The Twilight books have recently re-entered public consciousness as the subject of multiple satirical memes, Tweets, and videos made to highlight the absurdity of some of the series’ more bizarre aspects. Meyer’s decision to include disturbing and occasionally abusive practices under the guise of romantic gestures, a character who formerly served as a confederate soldier, and a plot point hinging on an adult man’s predestination to marry a child has many former Twihards wondering what could have possibly drawn them to the books in the first place.
It is not at all uncommon for the examination of former adolescent passions to result in feelings of embarrassment. Most people can think of at least one thing they were obsessed with growing up that now only carries nostalgic appeal—and for many the subject of interest was a literary universe. If you were an avid reader as a kid, books like Harry Potter, Percy Jackson, The Hunger Games (and yes, Twilight), may have at one point felt like the most important thing in the world; stories you would never not be completely engulfed in.

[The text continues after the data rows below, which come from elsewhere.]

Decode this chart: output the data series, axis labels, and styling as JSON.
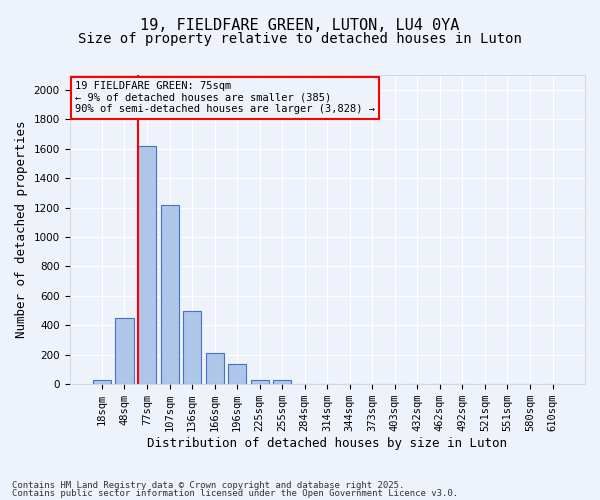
{
  "title1": "19, FIELDFARE GREEN, LUTON, LU4 0YA",
  "title2": "Size of property relative to detached houses in Luton",
  "xlabel": "Distribution of detached houses by size in Luton",
  "ylabel": "Number of detached properties",
  "categories": [
    "18sqm",
    "48sqm",
    "77sqm",
    "107sqm",
    "136sqm",
    "166sqm",
    "196sqm",
    "225sqm",
    "255sqm",
    "284sqm",
    "314sqm",
    "344sqm",
    "373sqm",
    "403sqm",
    "432sqm",
    "462sqm",
    "492sqm",
    "521sqm",
    "551sqm",
    "580sqm",
    "610sqm"
  ],
  "values": [
    30,
    450,
    1620,
    1220,
    500,
    215,
    140,
    30,
    30,
    0,
    0,
    0,
    0,
    0,
    0,
    0,
    0,
    0,
    0,
    0,
    0
  ],
  "bar_color": "#aec6e8",
  "bar_edge_color": "#4472c4",
  "red_line_x": 1.6,
  "ylim": [
    0,
    2100
  ],
  "yticks": [
    0,
    200,
    400,
    600,
    800,
    1000,
    1200,
    1400,
    1600,
    1800,
    2000
  ],
  "annotation_box_text": "19 FIELDFARE GREEN: 75sqm\n← 9% of detached houses are smaller (385)\n90% of semi-detached houses are larger (3,828) →",
  "footer1": "Contains HM Land Registry data © Crown copyright and database right 2025.",
  "footer2": "Contains public sector information licensed under the Open Government Licence v3.0.",
  "background_color": "#eef2fb",
  "grid_color": "#ffffff",
  "title_fontsize": 11,
  "subtitle_fontsize": 10,
  "axis_label_fontsize": 9,
  "tick_fontsize": 7.5,
  "footer_fontsize": 6.5
}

Of course, with education and experience we begin to see the problems with these stories that we may not have noticed before—those that are usually a result of the author’s own biases and prejudices. However, instead of distancing ourselves from these books’ impact by labeling our adolescent interests as “stupid” or “embarassing,” we can perhaps use them more as a means of measurement. Being able to change how you engage with the stories you used to love is a positive thing, because it means your capacity for empathy and critical thinking has grown. Simply put, your love of Twilight can be a mile marker along your journey as a reader rather than a humiliating wrong turn.